Kafka KSQLDB server logs constantly "found no committed offset for partition"


I run Kafka and a KSQLDB server on headless mode. On the KSQLDB Server, I have only deployed a couple of queries to experiment with:

CREATE STREAM pageviews_original (viewtime bigint, userid varchar, pageid varchar) WITH (kafka_topic='pageviews-ksql', PARTITIONS=1, REPLICAS=3, value_format='DELIMITED');

CREATE TABLE users_original (registertime BIGINT, gender VARCHAR, regionid VARCHAR, userid VARCHAR) WITH (kafka_topic='users-ksql', PARTITIONS=1, REPLICAS=3, value_format='JSON', key = 'userid');

CREATE STREAM pageviews_enriched AS SELECT users_original.userid AS userid, pageid, regionid, gender FROM pageviews_original LEFT JOIN users_original ON pageviews_original.userid = users_original.userid;

My problem is that the the KSQLDB server is now constantly logging this INFO message:
"found no committed offset for partition _confluent-ksql-ksql-01query_CSAS_PAGEVIEWS_ENRICHED_0-Join-repartition-0".

It's spamming the logs with this message about 10 times per second. The corresponding topic is empty.

What does this mean and how can I fix it?


Solution

  • The log message is output when a streams thread, (a thread that does the stream processing), is assigned a topic-partition to start processing. Before it starts the processing it first checks to see if there are any committed offsets, so that it can start processing from where a previous thread finished.

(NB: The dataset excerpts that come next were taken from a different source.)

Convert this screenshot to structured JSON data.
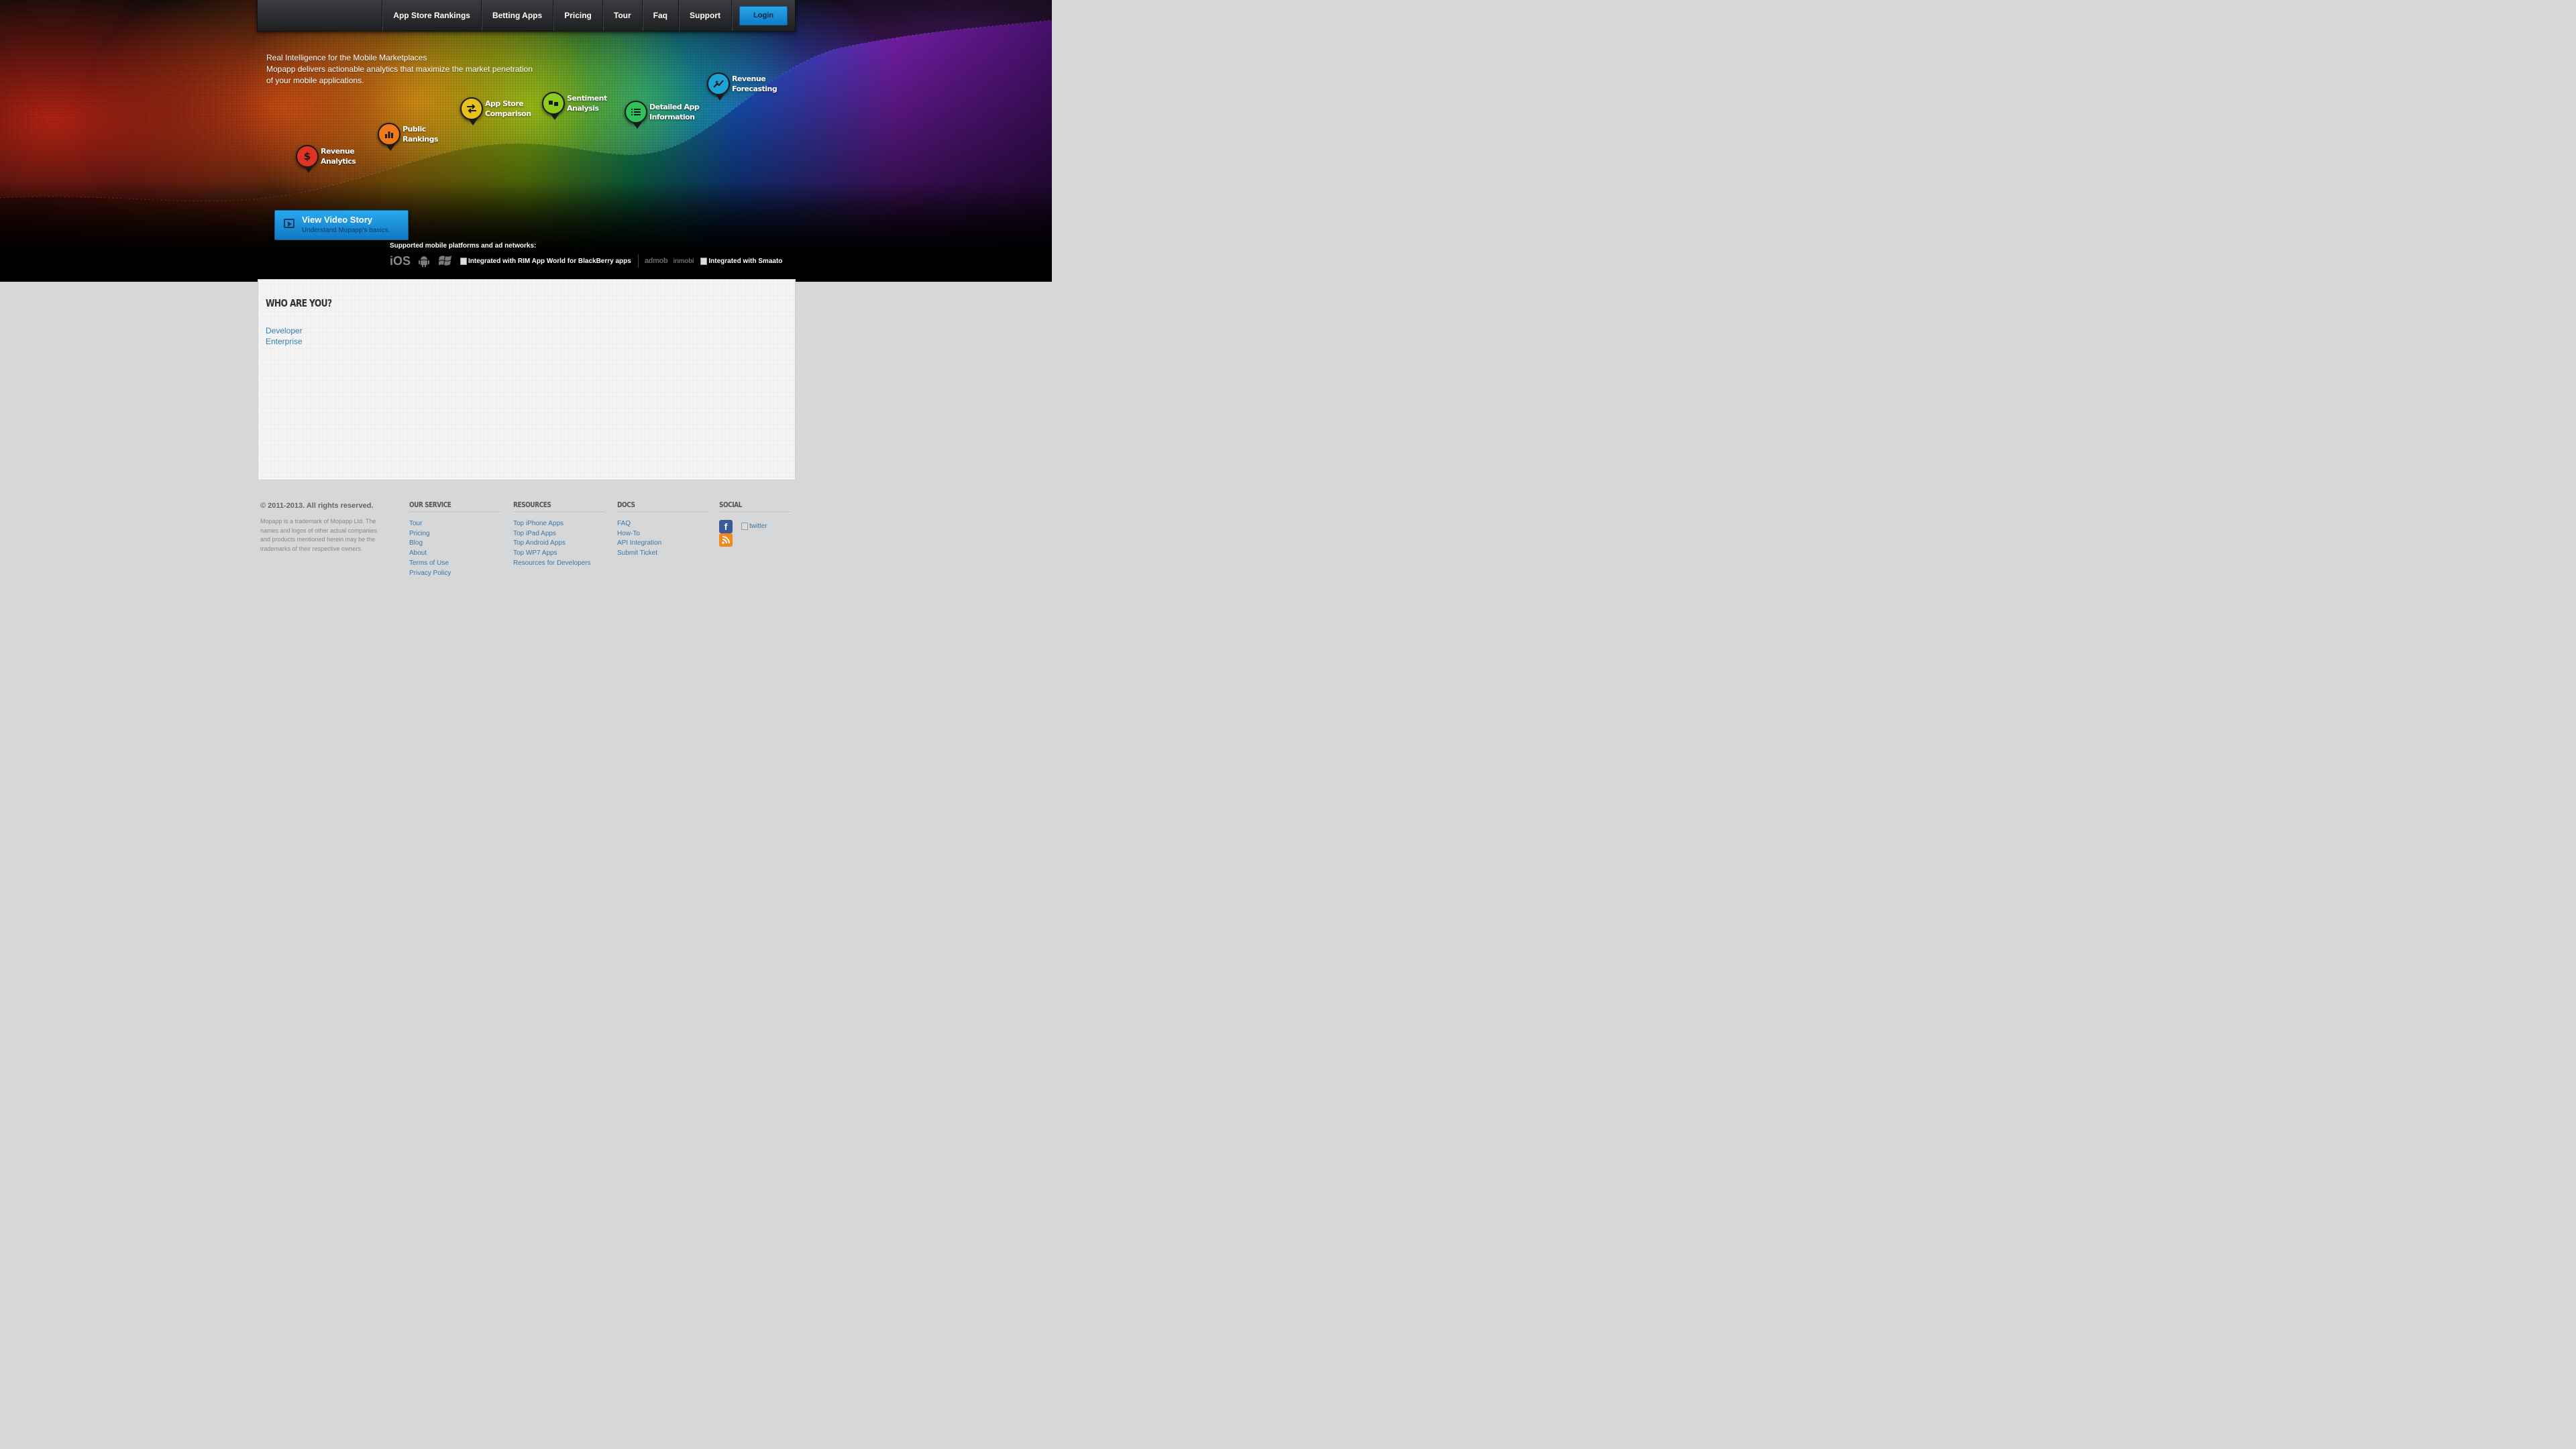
{
  "nav": {
    "items": [
      "App Store Rankings",
      "Betting Apps",
      "Pricing",
      "Tour",
      "Faq",
      "Support"
    ],
    "login_label": "Login"
  },
  "hero": {
    "headline": "Real Intelligence for the Mobile Marketplaces",
    "description": "Mopapp delivers actionable analytics that maximize the market penetration of your mobile applications."
  },
  "features": [
    {
      "label": "Revenue\nAnalytics",
      "icon": "dollar-icon",
      "color": "#e03324"
    },
    {
      "label": "Public\nRankings",
      "icon": "bar-chart-icon",
      "color": "#f07a1a"
    },
    {
      "label": "App Store\nComparison",
      "icon": "swap-arrows-icon",
      "color": "#e8c21b"
    },
    {
      "label": "Sentiment\nAnalysis",
      "icon": "thumbs-icon",
      "color": "#8dcc1d"
    },
    {
      "label": "Detailed App\nInformation",
      "icon": "list-icon",
      "color": "#2ec25a"
    },
    {
      "label": "Revenue\nForecasting",
      "icon": "forecast-icon",
      "color": "#1ea3d6"
    }
  ],
  "video": {
    "title": "View Video Story",
    "subtitle": "Understand Mopapp's basics."
  },
  "platforms": {
    "label": "Supported mobile platforms and ad networks:",
    "ios": "iOS",
    "blackberry_alt": "Integrated with RIM App World for BlackBerry apps",
    "admob": "admob",
    "inmobi": "inmobi",
    "smaato_alt": "Integrated with Smaato"
  },
  "main": {
    "title": "WHO ARE YOU?",
    "links": [
      "Developer",
      "Enterprise"
    ]
  },
  "footer": {
    "copyright": "© 2011-2013. All rights reserved.",
    "legal": "Mopapp is a trademark of Mopapp Ltd. The names and logos of other actual companies and products mentioned herein may be the trademarks of their respective owners.",
    "columns": [
      {
        "title": "OUR SERVICE",
        "links": [
          "Tour",
          "Pricing",
          "Blog",
          "About",
          "Terms of Use",
          "Privacy Policy"
        ]
      },
      {
        "title": "RESOURCES",
        "links": [
          "Top iPhone Apps",
          "Top iPad Apps",
          "Top Android Apps",
          "Top WP7 Apps",
          "Resources for Developers"
        ]
      },
      {
        "title": "DOCS",
        "links": [
          "FAQ",
          "How-To",
          "API Integration",
          "Submit Ticket"
        ]
      },
      {
        "title": "SOCIAL",
        "links": []
      }
    ],
    "social": {
      "facebook_icon": "f",
      "twitter_alt": "twitter"
    }
  }
}
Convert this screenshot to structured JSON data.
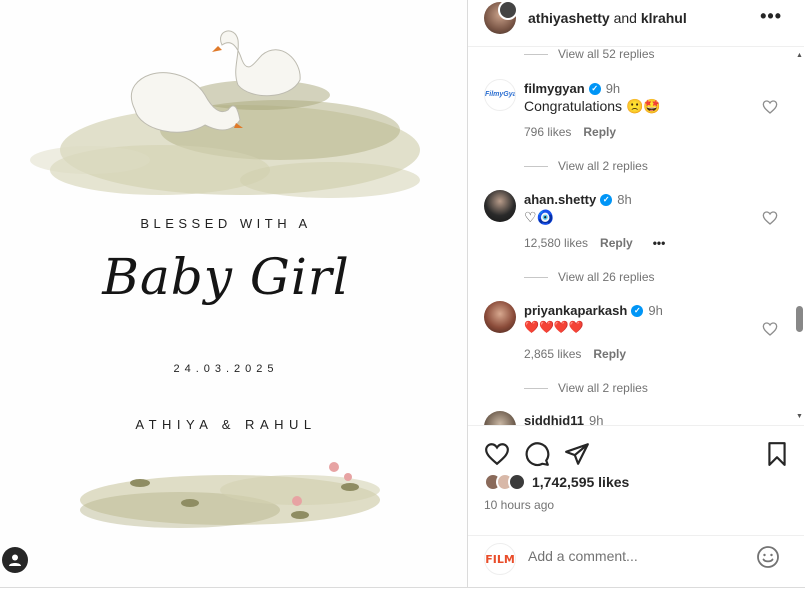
{
  "post": {
    "invite": {
      "blessed": "BLESSED WITH A",
      "script": "Baby Girl",
      "date": "24.03.2025",
      "names": "ATHIYA & RAHUL"
    }
  },
  "header": {
    "user1": "athiyashetty",
    "and": "and",
    "user2": "klrahul",
    "more": "•••"
  },
  "comments": {
    "replies_top": "View all 52 replies",
    "items": [
      {
        "username": "filmygyan",
        "time": "9h",
        "text": "Congratulations 🙁🤩",
        "likes": "796 likes",
        "reply": "Reply",
        "view_replies": "View all 2 replies",
        "avatar_text": "FilmyGyan"
      },
      {
        "username": "ahan.shetty",
        "time": "8h",
        "text": "♡🧿",
        "likes": "12,580 likes",
        "reply": "Reply",
        "more": "•••",
        "view_replies": "View all 26 replies"
      },
      {
        "username": "priyankaparkash",
        "time": "9h",
        "text": "❤️❤️❤️❤️",
        "likes": "2,865 likes",
        "reply": "Reply",
        "view_replies": "View all 2 replies"
      },
      {
        "username": "siddhid11",
        "time": "9h"
      }
    ]
  },
  "actions": {
    "likes": "1,742,595 likes",
    "time_ago": "10 hours ago"
  },
  "add_comment": {
    "avatar_text": "FILM",
    "placeholder": "Add a comment..."
  },
  "colors": {
    "verified": "#0095f6",
    "meta": "#737373",
    "heart": "#e0241b"
  }
}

    It's normal to such log lines when creating a stream or table as there haven't been any previous threads processing the partition, so there are no offsets committed.

    You may also see such log lines upon restarting your server, or during consumer group rebalancing (more on this below), if no data has been processed through the partition yet.

    Where data has previously been processed you may see similar log lines, but including details of the last processed offset.

    What is not normal is to be seeing them all the time! This suggests something is wrong.

    The most likely cause is consumer group rebalancing.

    Consumer groups handle spreading the load across all available stream processing threads, across all clustered ksqlDB servers. When a server is added or removed from the cluster the group reblances to ensure all topic partitions are being processed and work is spread evenly across all instances. There are configurable timeouts used to detect dead consumers.

    It could be that your consumer groups are unstable and this is causing constant rebalances and hence these log messages. Even then, I wouldn't expect 10s of log lines per second, unless there are many active queries or a high number of topic partitions.

    If there are consumer group rebalances going on then you should see this in the logs, though you may need to adjust the logging levels to see them.

    There's plenty of information on the net around causes and fixes for unstable consumer groups.